Depois de amanhã
Se tivesse de escolher um favorito
dentre os quatro heterónimos de Fernando Pessoa,
teria de ser Álvaro de Campos,
escolhido para o papel de Sensacionista Cansado.
Esta manhã nada acontece de especial,
só a gata enrolando-se novamente numa cadeira
e a água para o chá a começar a ferver –
uma cena que o Álvaro teria achado inteiramente suficiente,
ele que não começou nem terminou nada,
que prefere a janela
à porta, o amanhã ao hoje
ou melhor ainda, o depois de amanhã,
essa cidadela de quietude, intocada
pela ambição ou o trabalho, sem mácula sequer
de uma mão a aproximar a agulha de um disco
ou deslocando uma cadeira do pátio para o sol.
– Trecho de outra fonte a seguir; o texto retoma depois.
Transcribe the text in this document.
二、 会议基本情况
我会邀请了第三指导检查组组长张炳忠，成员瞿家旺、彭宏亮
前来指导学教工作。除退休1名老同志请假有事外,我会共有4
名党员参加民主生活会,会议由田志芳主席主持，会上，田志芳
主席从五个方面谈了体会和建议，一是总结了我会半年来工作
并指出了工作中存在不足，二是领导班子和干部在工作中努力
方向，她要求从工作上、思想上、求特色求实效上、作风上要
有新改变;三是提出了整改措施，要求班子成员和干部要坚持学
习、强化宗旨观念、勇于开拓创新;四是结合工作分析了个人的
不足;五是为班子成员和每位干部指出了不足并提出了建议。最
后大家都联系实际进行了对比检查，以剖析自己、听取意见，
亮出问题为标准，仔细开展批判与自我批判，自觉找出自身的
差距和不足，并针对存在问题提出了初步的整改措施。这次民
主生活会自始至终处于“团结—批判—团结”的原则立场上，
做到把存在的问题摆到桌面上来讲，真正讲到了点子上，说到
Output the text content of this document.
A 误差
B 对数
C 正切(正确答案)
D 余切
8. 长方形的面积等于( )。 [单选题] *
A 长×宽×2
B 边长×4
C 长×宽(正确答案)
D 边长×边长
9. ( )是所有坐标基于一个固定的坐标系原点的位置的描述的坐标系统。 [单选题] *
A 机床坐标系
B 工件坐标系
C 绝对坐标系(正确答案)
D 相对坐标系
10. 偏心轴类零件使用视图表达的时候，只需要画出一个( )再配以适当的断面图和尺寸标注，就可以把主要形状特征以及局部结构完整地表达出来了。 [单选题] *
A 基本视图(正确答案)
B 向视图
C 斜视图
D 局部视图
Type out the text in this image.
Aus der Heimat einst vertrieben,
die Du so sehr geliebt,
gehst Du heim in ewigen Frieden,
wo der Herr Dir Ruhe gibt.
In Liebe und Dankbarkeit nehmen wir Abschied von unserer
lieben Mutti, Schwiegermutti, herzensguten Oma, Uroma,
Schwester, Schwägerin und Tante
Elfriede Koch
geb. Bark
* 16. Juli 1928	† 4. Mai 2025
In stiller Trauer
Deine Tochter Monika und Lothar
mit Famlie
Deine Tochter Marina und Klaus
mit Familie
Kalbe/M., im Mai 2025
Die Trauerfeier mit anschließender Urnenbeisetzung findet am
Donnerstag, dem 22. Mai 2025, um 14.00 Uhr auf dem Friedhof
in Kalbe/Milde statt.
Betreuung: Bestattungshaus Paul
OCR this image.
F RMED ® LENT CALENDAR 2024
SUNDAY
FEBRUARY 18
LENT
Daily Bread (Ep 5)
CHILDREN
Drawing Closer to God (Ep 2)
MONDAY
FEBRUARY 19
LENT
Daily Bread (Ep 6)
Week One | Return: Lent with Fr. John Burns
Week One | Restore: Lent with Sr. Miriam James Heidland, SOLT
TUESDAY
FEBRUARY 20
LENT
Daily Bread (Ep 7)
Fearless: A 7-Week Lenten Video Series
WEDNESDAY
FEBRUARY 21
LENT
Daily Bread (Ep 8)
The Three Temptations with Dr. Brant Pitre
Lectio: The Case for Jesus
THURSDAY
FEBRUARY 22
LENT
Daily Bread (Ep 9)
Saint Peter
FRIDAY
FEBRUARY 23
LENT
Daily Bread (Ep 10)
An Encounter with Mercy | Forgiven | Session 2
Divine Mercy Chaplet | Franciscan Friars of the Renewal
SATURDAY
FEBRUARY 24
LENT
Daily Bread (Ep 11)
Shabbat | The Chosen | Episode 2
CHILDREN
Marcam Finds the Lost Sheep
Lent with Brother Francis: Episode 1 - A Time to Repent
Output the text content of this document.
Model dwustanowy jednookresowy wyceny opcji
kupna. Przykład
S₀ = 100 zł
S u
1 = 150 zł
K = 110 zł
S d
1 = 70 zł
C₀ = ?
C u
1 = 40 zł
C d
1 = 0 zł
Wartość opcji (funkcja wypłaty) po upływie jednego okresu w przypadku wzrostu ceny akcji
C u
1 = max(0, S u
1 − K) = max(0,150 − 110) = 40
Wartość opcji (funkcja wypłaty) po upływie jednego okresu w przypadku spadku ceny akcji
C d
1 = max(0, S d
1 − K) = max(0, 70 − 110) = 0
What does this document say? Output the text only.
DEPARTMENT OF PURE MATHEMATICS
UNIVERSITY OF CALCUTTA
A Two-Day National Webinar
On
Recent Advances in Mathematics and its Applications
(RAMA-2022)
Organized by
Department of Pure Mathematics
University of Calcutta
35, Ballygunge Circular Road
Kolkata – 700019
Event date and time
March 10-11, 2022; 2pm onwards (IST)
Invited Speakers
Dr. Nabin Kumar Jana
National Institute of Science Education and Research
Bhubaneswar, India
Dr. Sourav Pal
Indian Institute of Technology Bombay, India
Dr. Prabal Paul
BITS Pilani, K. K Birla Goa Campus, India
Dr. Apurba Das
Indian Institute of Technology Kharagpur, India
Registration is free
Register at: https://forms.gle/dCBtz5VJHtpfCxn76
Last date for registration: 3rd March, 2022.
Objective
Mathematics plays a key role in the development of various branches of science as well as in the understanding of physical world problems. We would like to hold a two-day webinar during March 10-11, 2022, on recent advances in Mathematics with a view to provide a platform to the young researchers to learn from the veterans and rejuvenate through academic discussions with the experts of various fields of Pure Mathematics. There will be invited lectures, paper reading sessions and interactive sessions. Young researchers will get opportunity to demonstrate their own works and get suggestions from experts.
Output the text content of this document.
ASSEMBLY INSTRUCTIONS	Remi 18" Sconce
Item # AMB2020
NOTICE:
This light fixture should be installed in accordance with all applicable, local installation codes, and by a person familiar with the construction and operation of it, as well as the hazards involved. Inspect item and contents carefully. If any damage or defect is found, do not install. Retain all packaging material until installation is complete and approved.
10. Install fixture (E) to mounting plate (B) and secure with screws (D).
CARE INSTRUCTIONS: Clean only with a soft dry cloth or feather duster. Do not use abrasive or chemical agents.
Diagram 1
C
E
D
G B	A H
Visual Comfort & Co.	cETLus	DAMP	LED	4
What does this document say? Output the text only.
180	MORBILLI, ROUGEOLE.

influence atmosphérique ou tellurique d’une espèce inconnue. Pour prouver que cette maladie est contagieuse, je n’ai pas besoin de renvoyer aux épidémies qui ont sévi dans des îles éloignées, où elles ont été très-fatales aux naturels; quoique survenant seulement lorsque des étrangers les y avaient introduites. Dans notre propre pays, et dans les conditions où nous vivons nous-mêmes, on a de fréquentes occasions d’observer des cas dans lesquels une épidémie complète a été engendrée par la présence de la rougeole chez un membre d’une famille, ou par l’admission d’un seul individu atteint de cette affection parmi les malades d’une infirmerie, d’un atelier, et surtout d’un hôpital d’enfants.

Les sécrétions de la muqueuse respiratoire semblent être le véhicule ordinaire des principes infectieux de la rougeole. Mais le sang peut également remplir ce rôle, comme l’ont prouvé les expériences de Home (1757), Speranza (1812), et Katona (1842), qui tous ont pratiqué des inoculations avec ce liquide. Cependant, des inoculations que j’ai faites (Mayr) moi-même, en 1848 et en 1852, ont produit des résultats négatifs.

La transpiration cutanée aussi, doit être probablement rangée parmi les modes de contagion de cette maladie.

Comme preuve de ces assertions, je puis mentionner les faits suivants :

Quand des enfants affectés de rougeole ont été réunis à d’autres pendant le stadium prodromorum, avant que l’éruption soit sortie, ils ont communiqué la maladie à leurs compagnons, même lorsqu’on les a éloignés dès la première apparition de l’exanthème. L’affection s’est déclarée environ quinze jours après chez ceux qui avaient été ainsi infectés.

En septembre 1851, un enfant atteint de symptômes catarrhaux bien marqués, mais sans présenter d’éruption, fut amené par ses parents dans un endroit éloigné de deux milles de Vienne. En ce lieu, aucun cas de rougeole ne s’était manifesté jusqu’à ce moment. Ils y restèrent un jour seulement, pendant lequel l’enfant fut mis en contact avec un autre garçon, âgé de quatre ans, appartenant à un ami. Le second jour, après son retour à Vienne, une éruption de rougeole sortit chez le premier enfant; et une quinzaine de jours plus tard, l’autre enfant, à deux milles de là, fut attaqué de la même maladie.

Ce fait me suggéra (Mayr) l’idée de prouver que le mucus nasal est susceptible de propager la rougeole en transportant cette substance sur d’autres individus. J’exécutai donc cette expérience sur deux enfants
Sim, gosto do Pessoa sonhador
que evita os eléctricos e os mercados,
e que, como um floco de neve, quase nem existe,
mas isso não significa que não goste dos outros.
Agora mesmo, na janela das traseiras,
os quatro Pessoas perseguem-se uns aos outros
à volta de uma grande árvore, segurando os seus chapéus,
cada um deles vestido de forma mais extravagante
que o outro. Acima deles um céu pálido,
nuvens brancas como barcos à vela sobre Portugal.
Consigo ver tudo desde o meu sofá onde
toco algumas melodias tristes no flautim.
Entretanto, a água para o chá evaporou-se no ar,
e a coroa de chamas queima apenas a chaleira,
e a gata mudou de lugar.
Ela adora a cama por fazer, os lençóis montanhosos.